A vision for how interested workshop attendees and others may chose to collaborate into the future.
- Discuss perceived benefits of establishing a collaborative network. Also, identify perceived costs, drawbacks, and concerns.
- Start to answer key network purpose and development questions. How can a network assist with addressing items identified in Day 1 and Day 2? What would a useful network look like? How would information move through the network? What would the points of connection be (e.g. virtual site, meetings, social networking)? How can existing network initiatives be improved or expanded?
- Work to develop a statement or declaration of shared values, objectives, areas of interest, etc.
- These sessions will include significant periods of discussion as an entire group.
- Breakout groups may be established for short periods of time to address particular questions with the results of these discussions being fed back to the larger group.
- Sessions will be documented in real-time so that the group can review draft versions of lists and statements.
- A list of perceived benefits, costs, drawback and concerns in relation to establishing a collaborative network.
- A list of preliminary questions and (where possible) answers related to establishing some form of collaborative network.
- A draft statement or declaration of shared values, objectives, areas of interest etc.
- A clear plan for moving forward on ideas developed.

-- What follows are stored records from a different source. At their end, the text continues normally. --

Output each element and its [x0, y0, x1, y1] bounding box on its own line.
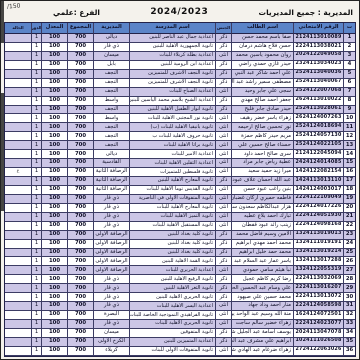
cell-school-name: ثانوية الثغر الاهلية للبنين	[129, 284, 215, 293]
cell-round: 1	[31, 186, 41, 195]
cell-round: 1	[31, 249, 41, 258]
cell-average: 100	[41, 195, 67, 204]
cell-student-name: محمد حسين علي صيهود	[231, 293, 293, 302]
table-row: 22 2224124098168 زينب رائد عبود قفطان ان…	[5, 222, 355, 231]
cell-student-name: نور تحسين صالح ارحيمه	[231, 123, 293, 132]
cell-gender: انثى	[215, 347, 231, 356]
cell-average: 100	[41, 79, 67, 88]
cell-total: 700	[67, 231, 93, 240]
cell-average: 100	[41, 204, 67, 213]
cell-gender: انثى	[215, 266, 231, 275]
cell-round: 1	[31, 338, 41, 347]
cell-exam-number: 2524113028061	[293, 106, 343, 115]
cell-school-name: ثانوية المعارج الاهلية للبنين	[129, 177, 215, 186]
table-row: 14 2124122045094 سرى صالح احمد داود انثى…	[5, 150, 355, 159]
cell-school-name: اعدادية المتميزين للبنين	[129, 338, 215, 347]
cell-student-name: سرى صالح احمد داود	[231, 150, 293, 159]
cell-gender: ذكر	[215, 231, 231, 240]
cell-round: 1	[31, 222, 41, 231]
table-row: 23 1324113019013 الامين وسيم فاضل محمد ذ…	[5, 231, 355, 240]
cell-total: 700	[67, 97, 93, 106]
cell-gender: انثى	[215, 168, 231, 177]
cell-total: 700	[67, 114, 93, 123]
cell-status	[5, 293, 31, 302]
cell-total: 700	[67, 302, 93, 311]
cell-gender: انثى	[215, 213, 231, 222]
cell-gender: ذكر	[215, 34, 231, 43]
cell-exam-number: 2224113038021	[293, 43, 343, 52]
col-exam-number: الرقم الامتحاني	[293, 23, 343, 34]
cell-exam-number: 2324113034023	[293, 61, 343, 70]
cell-student-name: روان محمود ياسين محمد	[231, 52, 293, 61]
cell-gender: انثى	[215, 150, 231, 159]
cell-school-name: اعدادية جمال عبد الناصر للبنين	[129, 34, 215, 43]
cell-school-name: ثانوية القمة الاهلية للبنين	[129, 257, 215, 266]
cell-serial: 30	[343, 293, 355, 302]
col-gender: الجنس	[215, 23, 231, 34]
cell-gender: انثى	[215, 186, 231, 195]
cell-round: 1	[31, 204, 41, 213]
cell-gender: انثى	[215, 204, 231, 213]
cell-school-name: اعدادية الصباح للبنات	[129, 88, 215, 97]
cell-gender: ذكر	[215, 43, 231, 52]
cell-average: 100	[41, 168, 67, 177]
cell-exam-number: 2524124018694	[293, 123, 343, 132]
cell-school-name: ثانوية كلية بغداد للبنين	[129, 240, 215, 249]
cell-total: 700	[67, 186, 93, 195]
cell-average: 100	[41, 302, 67, 311]
cell-total: 700	[67, 123, 93, 132]
cell-directorate: النجف	[93, 132, 129, 141]
cell-status	[5, 222, 31, 231]
cell-status	[5, 159, 31, 168]
cell-average: 100	[41, 61, 67, 70]
cell-student-name: حيدر غازي حمدي راضي	[231, 61, 293, 70]
cell-gender: انثى	[215, 141, 231, 150]
cell-status	[5, 43, 31, 52]
cell-serial: 12	[343, 132, 355, 141]
cell-exam-number: 2724122063026	[293, 347, 343, 356]
cell-total: 700	[67, 195, 93, 204]
cell-average: 100	[41, 338, 67, 347]
cell-gender: انثى	[215, 88, 231, 97]
cell-student-name: يوسف اسامة عبد الجليل شايع	[231, 329, 293, 338]
cell-directorate: ميسان	[93, 52, 129, 61]
cell-directorate: واسط	[93, 114, 129, 123]
cell-total: 700	[67, 159, 93, 168]
table-row: 35 1024111026508 ابراهيم علي مشرف عبد ال…	[5, 338, 355, 347]
cell-school-name: ثانوية الجمهورية الاهلية للبنين	[129, 43, 215, 52]
cell-student-name: زهراء خضير سالم ساجت	[231, 320, 293, 329]
cell-serial: 31	[343, 302, 355, 311]
cell-total: 700	[67, 213, 93, 222]
cell-directorate: الرصافة الثانية	[93, 177, 129, 186]
cell-gender: انثى	[215, 320, 231, 329]
cell-status	[5, 79, 31, 88]
cell-exam-number: 2524113040036	[293, 70, 343, 79]
table-row: 11 2524124018694 نور تحسين صالح ارحيمه ا…	[5, 123, 355, 132]
cell-serial: 35	[343, 338, 355, 347]
cell-total: 700	[67, 275, 93, 284]
cell-status	[5, 186, 31, 195]
cell-round: 1	[31, 97, 41, 106]
table-row: 19 2224122109049 فاطمه حميري اركان غضبان…	[5, 195, 355, 204]
cell-serial: 2	[343, 43, 355, 52]
cell-directorate: الرصافة الثانية	[93, 168, 129, 177]
cell-directorate: ذي قار	[93, 293, 129, 302]
cell-total: 700	[67, 222, 93, 231]
cell-serial: 26	[343, 257, 355, 266]
cell-gender: ذكر	[215, 177, 231, 186]
cell-total: 700	[67, 106, 93, 115]
cell-serial: 34	[343, 329, 355, 338]
cell-round: 1	[31, 52, 41, 61]
cell-directorate: الرصافة الاولى	[93, 257, 129, 266]
cell-school-name: اعدادية اليسر الاهلية للبنات	[129, 302, 215, 311]
table-row: 16 1424122082154 ميرا زيد حميد سعيد انثى…	[5, 168, 355, 177]
cell-round: 1	[31, 257, 41, 266]
cell-round: 1	[31, 320, 41, 329]
cell-average: 100	[41, 249, 67, 258]
cell-serial: 23	[343, 231, 355, 240]
cell-serial: 27	[343, 266, 355, 275]
cell-school-name: ثانوية المتفوقات الاولى في الناصرية	[129, 195, 215, 204]
cell-serial: 20	[343, 204, 355, 213]
cell-gender: ذكر	[215, 338, 231, 347]
cell-total: 700	[67, 43, 93, 52]
cell-status	[5, 70, 31, 79]
cell-total: 700	[67, 249, 93, 258]
cell-school-name: اعدادية بطلة كربلاء للبنات	[129, 52, 215, 61]
cell-average: 100	[41, 132, 67, 141]
cell-status	[5, 97, 31, 106]
cell-total: 700	[67, 132, 93, 141]
cell-round: 1	[31, 302, 41, 311]
cell-gender: انثى	[215, 302, 231, 311]
cell-total: 700	[67, 338, 93, 347]
cell-exam-number: 2224113013072	[293, 293, 343, 302]
cell-average: 100	[41, 293, 67, 302]
table-header-row: ت الرقم الامتحاني اسم الطالب الجنس اسم ا…	[5, 23, 355, 34]
cell-gender: انثى	[215, 159, 231, 168]
cell-total: 700	[67, 320, 93, 329]
cell-average: 100	[41, 97, 67, 106]
cell-average: 100	[41, 106, 67, 115]
cell-student-name: فاطمه حميري اركان غضبان	[231, 195, 293, 204]
cell-round: 1	[31, 61, 41, 70]
cell-directorate: النجف	[93, 123, 129, 132]
cell-status	[5, 320, 31, 329]
cell-directorate: ذي قار	[93, 302, 129, 311]
cell-school-name: ثانوية الفراهيدي النموذجية الخاصة للبنات	[129, 311, 215, 320]
cell-status: ع	[5, 168, 31, 177]
cell-serial: 15	[343, 159, 355, 168]
table-row: 29 2224113016207 علي وسام عبد الحسين الح…	[5, 284, 355, 293]
cell-status	[5, 34, 31, 43]
cell-gender: ذكر	[215, 61, 231, 70]
cell-serial: 13	[343, 141, 355, 150]
cell-status	[5, 123, 31, 132]
cell-round: 1	[31, 195, 41, 204]
cell-total: 700	[67, 34, 93, 43]
cell-school-name: ثانوية القديس توما الاهلية للبنات	[129, 186, 215, 195]
cell-status	[5, 231, 31, 240]
table-row: 21 2224124051930 تبارك احمد بلاع عطيه ان…	[5, 213, 355, 222]
cell-exam-number: 2224124058598	[293, 302, 343, 311]
cell-directorate: النجف	[93, 79, 129, 88]
cell-directorate: بابل	[93, 61, 129, 70]
cell-student-name: محمد احمد مهدي ابراهيم	[231, 240, 293, 249]
school-year: 2024/2023	[150, 7, 208, 17]
cell-directorate: الرصافة الاولى	[93, 231, 129, 240]
cell-school-name: ثانوية براثا الاهلية للبنات	[129, 141, 215, 150]
cell-status	[5, 132, 31, 141]
cell-total: 700	[67, 150, 93, 159]
cell-student-name: سجى علي جابر وحيد	[231, 88, 293, 97]
cell-status	[5, 114, 31, 123]
cell-average: 100	[41, 177, 67, 186]
cell-average: 100	[41, 284, 67, 293]
cell-total: 700	[67, 79, 93, 88]
cell-directorate: ميسان	[93, 329, 129, 338]
cell-exam-number: 1324113017288	[293, 257, 343, 266]
cell-round: 1	[31, 311, 41, 320]
cell-student-name: بنين راغب عبود حسن	[231, 186, 293, 195]
cell-exam-number: 2524113040067	[293, 79, 343, 88]
cell-average: 100	[41, 347, 67, 356]
cell-exam-number: 1324111019191	[293, 240, 343, 249]
cell-serial: 5	[343, 70, 355, 79]
table-row: 5 2524113040036 علي احمد شاكر عبد النبي …	[5, 70, 355, 79]
cell-serial: 3	[343, 52, 355, 61]
table-row: 28 2224113032069 رضا كريم كاظم عجيل ذكر …	[5, 275, 355, 284]
cell-school-name: ثانوية الرفيع الاهلية للبنين	[129, 275, 215, 284]
table-row: 4 2324113034023 حيدر غازي حمدي راضي ذكر …	[5, 61, 355, 70]
cell-total: 700	[67, 257, 93, 266]
cell-round: 1	[31, 231, 41, 240]
cell-school-name: ثانوية الحريري الاهلية للبنين	[129, 293, 215, 302]
cell-student-name: منة الله وسيم عبد الواحد يوسف	[231, 311, 293, 320]
cell-round: 1	[31, 150, 41, 159]
cell-round: 1	[31, 275, 41, 284]
table-row: 9 2524113028061 حيدر صادق جابر فليح ذكر …	[5, 106, 355, 115]
cell-serial: 33	[343, 320, 355, 329]
cell-total: 700	[67, 141, 93, 150]
cell-round: 1	[31, 347, 41, 356]
cell-school-name: ثانوية نور المجتبى الاهلية للبنات	[129, 114, 215, 123]
cell-average: 100	[41, 222, 67, 231]
cell-average: 100	[41, 311, 67, 320]
cell-total: 700	[67, 266, 93, 275]
cell-exam-number: 1324113019013	[293, 231, 343, 240]
table-row: 15 2424124014085 عطية رياض جابر مراد انث…	[5, 159, 355, 168]
cell-status	[5, 249, 31, 258]
cell-average: 100	[41, 257, 67, 266]
cell-gender: انثى	[215, 311, 231, 320]
cell-directorate: ذي قار	[93, 275, 129, 284]
cell-total: 700	[67, 70, 93, 79]
cell-serial: 10	[343, 114, 355, 123]
cell-average: 100	[41, 141, 67, 150]
cell-status	[5, 257, 31, 266]
cell-exam-number: 1324122055319	[293, 266, 343, 275]
cell-directorate: كربلاء	[93, 347, 129, 356]
cell-status	[5, 52, 31, 61]
cell-total: 700	[67, 177, 93, 186]
directorate-title: المديرية : جميع المديريات	[259, 8, 353, 17]
cell-student-name: محمد حمد خليل ابراهيم	[231, 249, 293, 258]
cell-school-name: ثانوية المعارج الاهلية للبنات	[129, 204, 215, 213]
cell-serial: 22	[343, 222, 355, 231]
table-row: 18 1424124003017 بنين راغب عبود حسن انثى…	[5, 186, 355, 195]
branch-label: الفرع :علمي	[53, 8, 100, 17]
cell-status	[5, 302, 31, 311]
col-serial: ت	[343, 23, 355, 34]
cell-round: 1	[31, 329, 41, 338]
scanned-results-sheet: 150/ المديرية : جميع المديريات 2024/2023…	[0, 0, 360, 360]
cell-average: 100	[41, 43, 67, 52]
cell-round: 1	[31, 123, 41, 132]
cell-gender: ذكر	[215, 106, 231, 115]
table-row: 20 2224124017226 هزار عبدالكاظم سعدون سل…	[5, 204, 355, 213]
cell-school-name: ثانوية المتفوقات الاولى للبنات	[129, 347, 215, 356]
cell-average: 100	[41, 123, 67, 132]
cell-student-name: مريم حيدر كاظم حمزة	[231, 132, 293, 141]
cell-total: 700	[67, 240, 93, 249]
cell-exam-number: 2124113010089	[293, 34, 343, 43]
table-row: 1 2124113010089 صفا باسم محمد حسن ذكر اع…	[5, 34, 355, 43]
cell-exam-number: 2124122045094	[293, 150, 343, 159]
cell-school-name: اعدادية الثقلين الاهلية للبنات	[129, 159, 215, 168]
cell-status	[5, 106, 31, 115]
cell-exam-number: 1624124072501	[293, 311, 343, 320]
cell-directorate: النجف	[93, 141, 129, 150]
table-row: 2 2224113038021 حسن فلاح هاشم درمان ذكر …	[5, 43, 355, 52]
cell-student-name: ياسر عمار عبد السلام عبد الرزاق	[231, 257, 293, 266]
cell-student-name: زهراء ضرغام عبد الهادي شهيد	[231, 347, 293, 356]
cell-gender: ذكر	[215, 284, 231, 293]
cell-directorate: النجف	[93, 88, 129, 97]
cell-student-name: زينب رائد عبود قفطان	[231, 222, 293, 231]
col-status: الحالة	[5, 23, 31, 34]
cell-student-name: رضا كريم كاظم عجيل	[231, 275, 293, 284]
table-row: 30 2224113013072 محمد حسين علي صيهود ذكر…	[5, 293, 355, 302]
cell-gender: ذكر	[215, 257, 231, 266]
cell-exam-number: 2224124098168	[293, 222, 343, 231]
cell-school-name: ثانوية انوار الطفيل الاهلية للبنين	[129, 106, 215, 115]
cell-student-name: حسن فلاح هاشم درمان	[231, 43, 293, 52]
cell-status	[5, 311, 31, 320]
cell-serial: 17	[343, 177, 355, 186]
cell-gender: ذكر	[215, 240, 231, 249]
table-row: 24 1324111019191 محمد احمد مهدي ابراهيم …	[5, 240, 355, 249]
cell-serial: 11	[343, 123, 355, 132]
cell-average: 100	[41, 231, 67, 240]
cell-directorate: الرصافة الاولى	[93, 266, 129, 275]
cell-gender: ذكر	[215, 70, 231, 79]
cell-school-name: ثانوية التميز الاهلية للبنات	[129, 213, 215, 222]
cell-exam-number: 1024111026508	[293, 338, 343, 347]
cell-directorate: النجف	[93, 70, 129, 79]
cell-total: 700	[67, 311, 93, 320]
cell-total: 700	[67, 347, 93, 356]
cell-round: 1	[31, 266, 41, 275]
table-row: 13 2524124022105 حسناء صالح حسين علي انث…	[5, 141, 355, 150]
cell-exam-number: 2224113016207	[293, 284, 343, 293]
table-row: 32 1624124072501 منة الله وسيم عبد الواح…	[5, 311, 355, 320]
cell-student-name: ابراهيم علي مشرف عبد الحميد	[231, 338, 293, 347]
cell-total: 700	[67, 293, 93, 302]
cell-round: 1	[31, 34, 41, 43]
cell-school-name: ثانوية النجف الاشرف للمتميزين	[129, 79, 215, 88]
cell-school-name: ثانوية المتفوقين	[129, 329, 215, 338]
cell-gender: ذكر	[215, 275, 231, 284]
cell-gender: انثى	[215, 52, 231, 61]
cell-exam-number: 2524122007068	[293, 88, 343, 97]
cell-status	[5, 275, 31, 284]
cell-average: 100	[41, 213, 67, 222]
cell-directorate: ذي قار	[93, 213, 129, 222]
cell-serial: 25	[343, 249, 355, 258]
cell-school-name: ثانوية كلية بغداد للبنين	[129, 249, 215, 258]
cell-total: 700	[67, 168, 93, 177]
cell-student-name: صفا باسم محمد حسن	[231, 34, 293, 43]
cell-status	[5, 213, 31, 222]
cell-gender: ذكر	[215, 249, 231, 258]
cell-status	[5, 266, 31, 275]
cell-gender: انثى	[215, 195, 231, 204]
cell-school-name: اعدادية ابن الرومية للبنين	[129, 61, 215, 70]
cell-serial: 14	[343, 150, 355, 159]
table-row: 8 2624113010022 جعفر احمد صالح مهدي ذكر …	[5, 97, 355, 106]
table-row: 12 2524124057130 مريم حيدر كاظم حمزة انث…	[5, 132, 355, 141]
cell-round: 1	[31, 177, 41, 186]
cell-school-name: ثانوية فلسطين للمتميزات	[129, 168, 215, 177]
cell-exam-number: 2424124014085	[293, 159, 343, 168]
cell-student-name: عطية رياض جابر مراد	[231, 159, 293, 168]
cell-status	[5, 284, 31, 293]
cell-serial: 32	[343, 311, 355, 320]
cell-student-name: علي احمد شاكر عبد النبي	[231, 70, 293, 79]
table-row: 3 2024122049058 روان محمود ياسين محمد ان…	[5, 52, 355, 61]
cell-directorate: ذي قار	[93, 204, 129, 213]
cell-gender: ذكر	[215, 97, 231, 106]
col-directorate: المديرية	[93, 23, 129, 34]
cell-status	[5, 141, 31, 150]
cell-school-name: ثانوية حروف الاهلية للبنات ب	[129, 132, 215, 141]
cell-directorate: ذي قار	[93, 195, 129, 204]
cell-directorate: واسط	[93, 97, 129, 106]
cell-student-name: علي وسام عبد الحسين الحلفي	[231, 284, 293, 293]
cell-round: 1	[31, 114, 41, 123]
cell-serial: 9	[343, 106, 355, 115]
cell-serial: 36	[343, 347, 355, 356]
cell-directorate: القادسية	[93, 159, 129, 168]
cell-school-name: اعدادية الحريري للبنات	[129, 266, 215, 275]
cell-average: 100	[41, 186, 67, 195]
cell-directorate: الرصافة الاولى	[93, 249, 129, 258]
table-row: 27 1324122055319 نبأ هيثم سامي حمودي انث…	[5, 266, 355, 275]
cell-status	[5, 240, 31, 249]
cell-round: 1	[31, 213, 41, 222]
cell-school-name: اعدادية الامير للبنات	[129, 150, 215, 159]
cell-gender: انثى	[215, 123, 231, 132]
cell-serial: 19	[343, 195, 355, 204]
cell-average: 100	[41, 320, 67, 329]
students-table: ت الرقم الامتحاني اسم الطالب الجنس اسم ا…	[4, 22, 356, 357]
table-row: 10 2624124007263 زهراء ياسر خضر رهيف انث…	[5, 114, 355, 123]
cell-status	[5, 150, 31, 159]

Special Issue of Polar Geography
An important outcome of the workshop will be a special journal issue of Polar Geography on community-based research and data management. Selected abstracts for the workshop have been invited to develop full papers for the journal issue. Draft papers are due starting November 17th, 2011 and will be submitted to the guest editors at the end of 2011 with publication expected at the end of 2012. This collection of papers will provide detailed accounts of participants' projects and address issues surrounding data management for both Local and Traditional Knowledge (LTK) and information from community-based research and monitoring. Wherever possible, we will encourage authors to link their papers to the discussion and outcomes of the workshop. The guest editors (Peter Pulsifer, Henry Huntington, and Gretta Pecl) will be writing an introductory article for the special issue that will identify consistent themes, make connections between projects, and highlight the outcomes of the workshop.
Although the special issue will be an important workshop outcome, we recognize that the primary audience of the issue will be members of the academic community. The intention is to also share the results of the workshop beyond academia. To this end, the aforementioned post-workshop publication will complement the special issue. During the workshop the format and methods for distributing this publication will be discussed.